UTSA researchers examine urban effects on thunderstorms in Southeastern cities
To better understand the impact that urban environments have on storms and rainfall, two researchers from The University of Texas at San Antonio (UTSA) collaborated with colleagues at Louisiana State University (LSU) to observe how metro areas throughout the Southeastern United States enhance thunderstorm frequency.
Neil Debbage, an assistant professor of geography and environmental sustainability in the UTSA College of Liberal and Fine Arts, and graduate geography student Jewel Uzquiano worked with doctoral student Robert Forney and geography professor Paul Miller of LSU. The collaboration resulted in a NASA-supported research paper that was published in the May 2022 issue of Urban Climate.
Debbage has studied the effects of large cities on climatology for some time. Urban cores have been constructed with heat-absorbing materials like concrete, steel and asphalt. Cities also have a higher concentration of machines that pump heat into the atmosphere and generally have a lower concentration of cooling vegetation. This increased temperature in large metro areas provides a source of unstable air, which has the capability of producing clouds leading to more frequent rainfall and thunderstorms. This is commonly known as the urban rainfall effect.
Although the understanding of the urban rainfall effect has grown more robust over the decades, studies have generally focused on a limited number of large cities. Aiming for more accurate comparisons, the UTSA-LSU collaborative examined weakly-forced thunderstorms from 2001 to 2015 in 32 urban environments across the Southeastern U.S. The team’s focus included large metro areas such as Atlanta, Miami and New Orleans as well as smaller ones such as Hickory, N.C., Jackson, Miss., and Huntsville, Ala.
To accomplish this feat, the team developed a methodology to create an Urban Convection Ratio (UCR) for each city. The UCR compared the frequency of weakly-forced thunderstorms—which are storms driven largely by instability and moisture rather than the synoptic-scale lifting of air and wind shear—to the frequency of storms anticipated as a result of geophysical factors alone, allowing the researchers to isolate urban influences on thunderstorm activity.

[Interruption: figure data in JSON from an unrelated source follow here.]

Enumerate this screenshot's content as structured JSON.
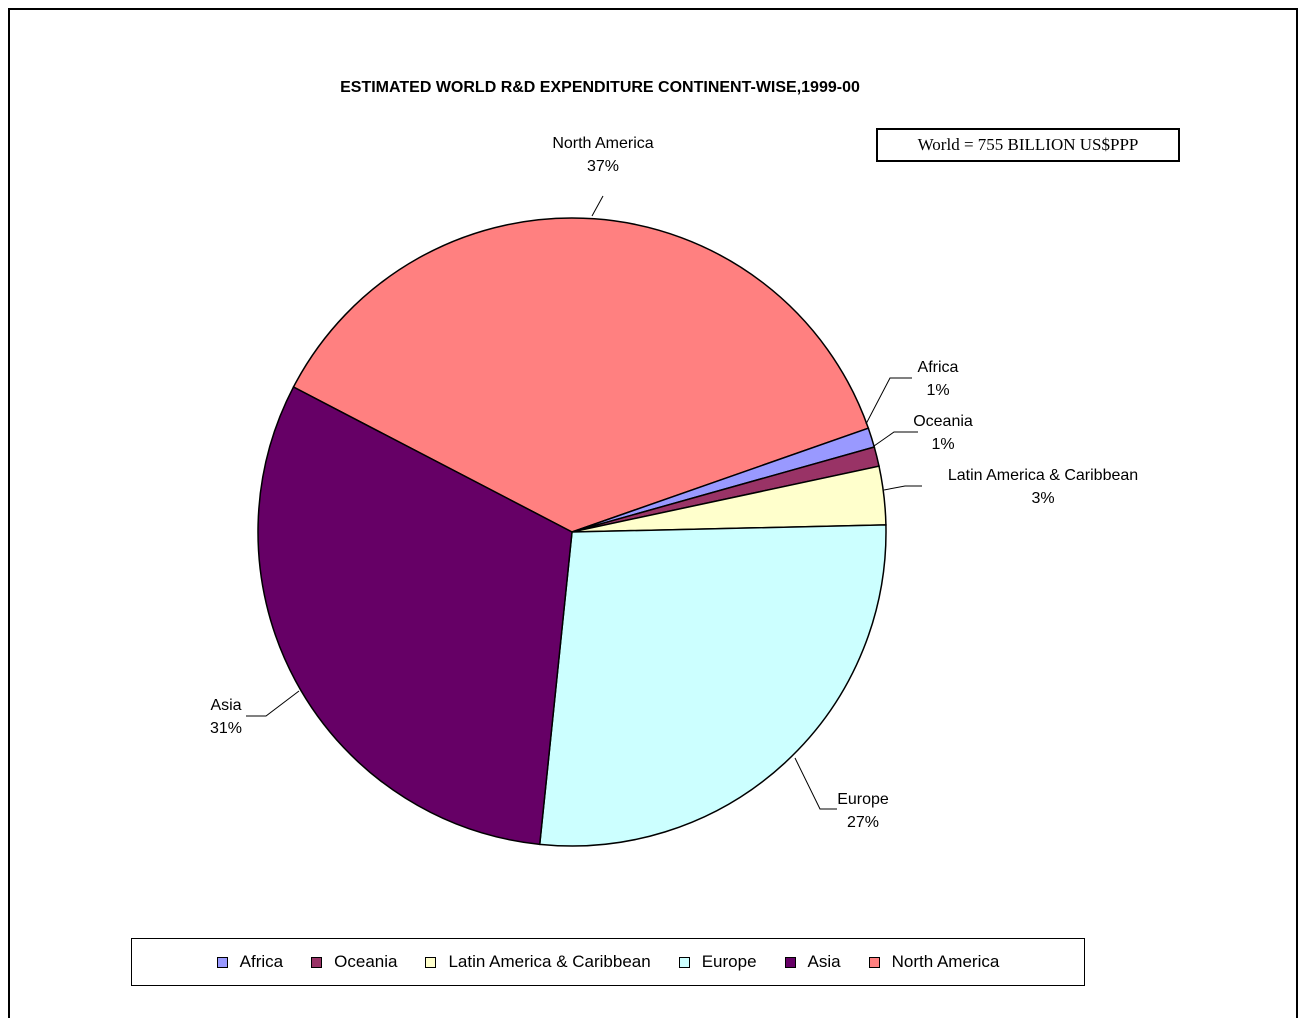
{
  "chart_data": {
    "type": "pie",
    "title": "ESTIMATED WORLD R&D EXPENDITURE CONTINENT-WISE,1999-00",
    "annotation": "World = 755 BILLION US$PPP",
    "slices": [
      {
        "name": "North America",
        "label": "37%",
        "value": 37,
        "color": "#ff8080"
      },
      {
        "name": "Africa",
        "label": "1%",
        "value": 1,
        "color": "#9999ff"
      },
      {
        "name": "Oceania",
        "label": "1%",
        "value": 1,
        "color": "#993366"
      },
      {
        "name": "Latin America & Caribbean",
        "label": "3%",
        "value": 3,
        "color": "#ffffcc"
      },
      {
        "name": "Europe",
        "label": "27%",
        "value": 27,
        "color": "#ccffff"
      },
      {
        "name": "Asia",
        "label": "31%",
        "value": 31,
        "color": "#660066"
      }
    ],
    "legend": [
      "Africa",
      "Oceania",
      "Latin America & Caribbean",
      "Europe",
      "Asia",
      "North America"
    ],
    "legend_position": "bottom"
  }
}
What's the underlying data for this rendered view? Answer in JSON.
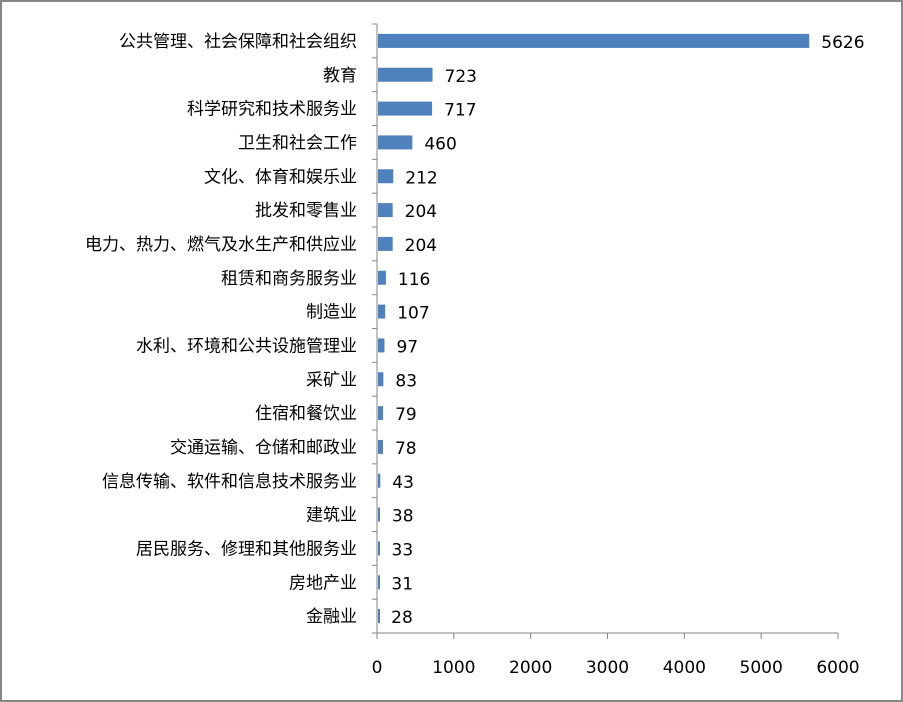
{
  "chart_data": {
    "type": "bar",
    "orientation": "horizontal",
    "categories": [
      "公共管理、社会保障和社会组织",
      "教育",
      "科学研究和技术服务业",
      "卫生和社会工作",
      "文化、体育和娱乐业",
      "批发和零售业",
      "电力、热力、燃气及水生产和供应业",
      "租赁和商务服务业",
      "制造业",
      "水利、环境和公共设施管理业",
      "采矿业",
      "住宿和餐饮业",
      "交通运输、仓储和邮政业",
      "信息传输、软件和信息技术服务业",
      "建筑业",
      "居民服务、修理和其他服务业",
      "房地产业",
      "金融业"
    ],
    "values": [
      5626,
      723,
      717,
      460,
      212,
      204,
      204,
      116,
      107,
      97,
      83,
      79,
      78,
      43,
      38,
      33,
      31,
      28
    ],
    "xlim": [
      0,
      6000
    ],
    "xticks": [
      "0",
      "1000",
      "2000",
      "3000",
      "4000",
      "5000",
      "6000"
    ],
    "grid": false,
    "legend": "none",
    "bar_color": "#4F81BD",
    "data_labels": true
  }
}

Of the 32 cities in the study, these 10 had the largest UCRs:
- New Orleans, La.
- Memphis, Tenn.
- Tampa, Fla.
- Raleigh, N.C.
- Knoxville, Tenn.
- Atlanta, Ga.
- Sarasota, Fla.
- Miami, Fla.
- Norfolk, Va.
- Birmingham, Ala.
Although coastal metros such as New Orleans have historically made it more challenging to precisely identify urban effects on rainfall—due to their increased interaction with sea breezes and tropical disturbances—Debbage said the cities at the top of the list absolutely warrant additional investigation.
“I think this study sets the stage for future modeling work to more fully understand the specific physical mechanisms that explain the large UCRs in New Orleans, Memphis and Tampa,” he explained.
While New Orleans, Memphis and Tampa could prove to be informative study sites for the urban rainfall effect, two other top 10 entrants offered even more striking insights.
“One of the more notable findings was that several relatively smaller cities like Knoxville and Norfolk exhibited significant thunderstorm enhancements,” Debbage said. “This suggests that the urban rainfall effect is potentially widespread throughout the Southeast.”
The researchers were also surprised to find that two urban areas they examined actually suppressed thunderstorm activity: Winston-Salem, N.C., and Hickory, N.C., which ranked third-to-last and last, respectively, in UCR size among the cities studied. In Hickory’s case, the group surmises that the city’s interactions with the mountainous topography of the Appalachians to the west could reduce thunderstorms. In addition to cities with large UCRs, these two areas certainly merit further analysis.
Moving forward, Debbage hopes to apply the UCR approach to additional urban environments beyond the Southeast. One of the driving forces behind his research is urban flood resiliency. A better understanding of the urban rainfall effect will inform city leaders and first responders on how to prepare for potentially hazardous weather events.
“To fully prepare for flooding, urban planners and emergency managers likely need to account for urban amplification of precipitation,” Debbage explained. “It is, in many respects, a double whammy, where urban environments can increase the initial rainfall and increase runoff once the precipitation reaches the ground.”
In addition to research on urban climatology, natural hazards, weather modeling and sustainability, Debbage regularly teaches courses in weather, climate, physical geography and GIS mapping.
In fact, his graduate student, Uzquiano, was responsible for the GIS visualizations and cartography for this research project.